2.海上の空中放射線量:米軍空母が位置を変えたほど強い放射性物質がチリとなって福島第一原発から排出されている。今は西風だから、ほとんどは海へ向かっている。陸上で今検出できるのは、かなり上空で向きの異なる気流に乗り、それが降下したものだ。その内東風になり、また、夏場になれば夜間は海風が吹く。東北地方は勿論、関東地方も強い影響を受けるはずだ。どの程度の放射性物質の吐き出しが続いているのか、それを測る必要があるし、公開の必要もある。現状は計測そのものをしていない可能性すらある。原子炉建屋にヘリコプターを使って放水するときも原子炉建屋上空でホバリングできないほどの強い放射能があったのだから、現状がどうなっているか、それをきちんと知らせるべきだし、将来見通しをつけるうえでも必要。情報独占が行われれば、それが投機に使われるだけだ。

3.現場作業員の状況:福島第一原発の近くに船を停泊させて、そこを宿舎にして作業をやっているようだ。しかし、それでは浴びる放射線量がどんどん増えるばかりだろう。おまけに、これらの人々の多くは地元の人たちのようだ。地元の復興に必要だと言う郷土愛、家族の責任を支えると言う使命感によって作業をやられている方たちであるはずで、ほぼ確実に線量限界を超えているはずだ。線量限界を越えなければ健康に異常が出ないとしてきたのだから、全国の他の電力会社員や国家公務員、地元自治体職員など、大量動員をかけて、交代人員を確保するべきだ。間違っても出稼ぎの人々などを使うべきではない。これ以上、弱い立場の人たちを犠牲にすることは止めるべきだ。こんなことを続ければ、それこそ、国土全体が居住不可能になる。

4.福島第一原発をはじめとした近隣の原子力関連施設の地震や津波被害の実像:写真が撮られているはずだが、ほとんどまったく原発施設内部のものは公開されていない。
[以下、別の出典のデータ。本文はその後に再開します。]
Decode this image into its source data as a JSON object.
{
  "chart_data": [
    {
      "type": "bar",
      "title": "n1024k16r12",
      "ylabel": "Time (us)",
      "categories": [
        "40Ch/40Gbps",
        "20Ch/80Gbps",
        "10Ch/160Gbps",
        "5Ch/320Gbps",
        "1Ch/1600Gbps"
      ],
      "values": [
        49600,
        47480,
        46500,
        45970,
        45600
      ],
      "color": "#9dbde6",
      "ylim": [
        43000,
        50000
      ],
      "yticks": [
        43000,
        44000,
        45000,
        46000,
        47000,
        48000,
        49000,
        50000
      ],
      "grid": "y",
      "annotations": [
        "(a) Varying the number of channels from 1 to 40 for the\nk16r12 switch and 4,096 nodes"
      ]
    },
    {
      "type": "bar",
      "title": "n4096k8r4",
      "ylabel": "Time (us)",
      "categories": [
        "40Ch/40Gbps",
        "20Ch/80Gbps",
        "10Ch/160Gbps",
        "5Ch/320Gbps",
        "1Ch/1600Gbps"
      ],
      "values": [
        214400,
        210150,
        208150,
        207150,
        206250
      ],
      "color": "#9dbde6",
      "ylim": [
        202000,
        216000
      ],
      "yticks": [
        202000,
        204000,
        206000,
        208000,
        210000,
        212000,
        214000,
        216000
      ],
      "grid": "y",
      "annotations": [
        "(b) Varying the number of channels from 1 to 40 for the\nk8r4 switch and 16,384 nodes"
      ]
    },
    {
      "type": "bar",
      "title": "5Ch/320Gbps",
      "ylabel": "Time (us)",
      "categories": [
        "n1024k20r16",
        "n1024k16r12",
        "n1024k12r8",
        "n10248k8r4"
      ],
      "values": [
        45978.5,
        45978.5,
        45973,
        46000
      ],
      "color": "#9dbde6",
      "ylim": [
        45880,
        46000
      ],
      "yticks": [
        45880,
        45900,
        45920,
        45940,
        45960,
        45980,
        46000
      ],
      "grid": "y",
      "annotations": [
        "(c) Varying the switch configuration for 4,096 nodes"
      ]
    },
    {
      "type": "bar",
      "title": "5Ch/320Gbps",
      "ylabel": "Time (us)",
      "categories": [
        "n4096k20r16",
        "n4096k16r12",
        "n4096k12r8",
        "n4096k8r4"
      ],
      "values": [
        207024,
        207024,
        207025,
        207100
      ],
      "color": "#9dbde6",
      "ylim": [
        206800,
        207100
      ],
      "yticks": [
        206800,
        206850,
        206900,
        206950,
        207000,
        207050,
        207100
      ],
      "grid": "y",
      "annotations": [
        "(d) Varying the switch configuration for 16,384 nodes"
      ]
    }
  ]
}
地震後10日以上たってから中央制御室の写真が公開されたが、それは机上に書類がきちんと重ねられていたものだった。整備などが行われた後のものだろう。今回の地震は震源が原発から100km以上離れている。原発で観測された最大加速度も400ガルほどだというのだから、本来、どこも壊れていませんでしたと言う証拠写真が出ていいはずだが、女川原発、六ヶ所村核施設なども、まったく出てきていない。
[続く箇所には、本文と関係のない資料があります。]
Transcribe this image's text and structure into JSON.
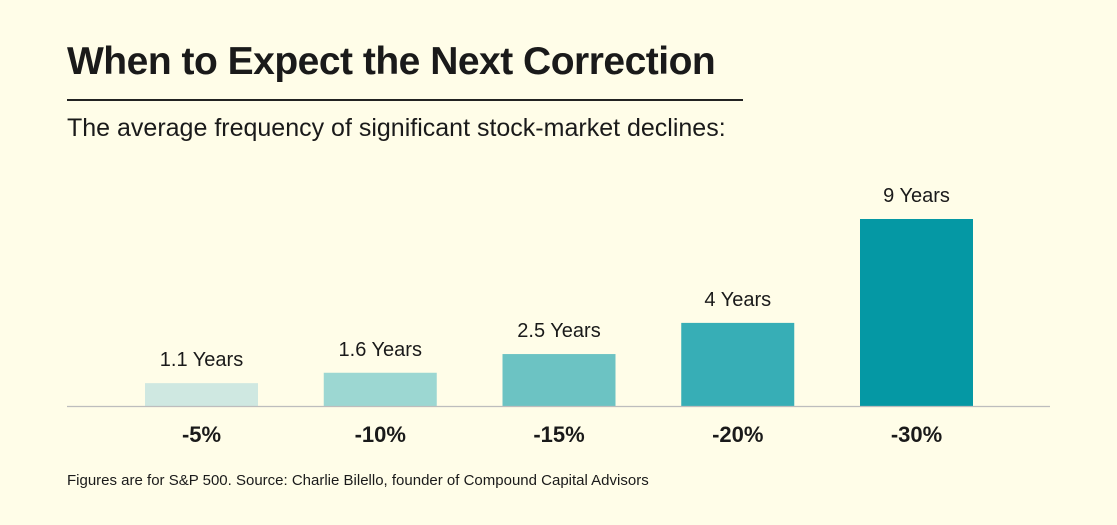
{
  "chart_data": {
    "type": "bar",
    "title": "When to Expect the Next Correction",
    "subtitle": "The average frequency of significant stock-market declines:",
    "categories": [
      "-5%",
      "-10%",
      "-15%",
      "-20%",
      "-30%"
    ],
    "values": [
      1.1,
      1.6,
      2.5,
      4,
      9
    ],
    "value_labels": [
      "1.1 Years",
      "1.6 Years",
      "2.5 Years",
      "4 Years",
      "9 Years"
    ],
    "bar_colors": [
      "#cfe8e1",
      "#9cd7d2",
      "#6cc3c3",
      "#37aeb6",
      "#0598a4"
    ],
    "xlabel": "",
    "ylabel": "",
    "axis_color": "#bdbdbd",
    "grid": false,
    "legend": "none"
  },
  "source": "Figures are for S&P 500. Source: Charlie Bilello, founder of Compound Capital Advisors"
}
5.ウランやプルトニウムの原子炉からの漏出:本日、原子炉安全保安院が今後は検査をするとしたそうだ。3月11日の事故当初はともかく、空焚きが明らかになった15日以降はウランやプルトニウムが原発施設内へ大量に漏れ出ている可能性が高い。つまり、作業環境はかなり悪化しているはずだし、地面からのほこりが風によって周囲へ拡散する。

 その他にも、細かいことはかなりある。ともかく、今きちんと原発の危険性を一般市民へ伝えないと、復興自体がおかしなことになり、結局もっと大規模な原発震災になるだけだ。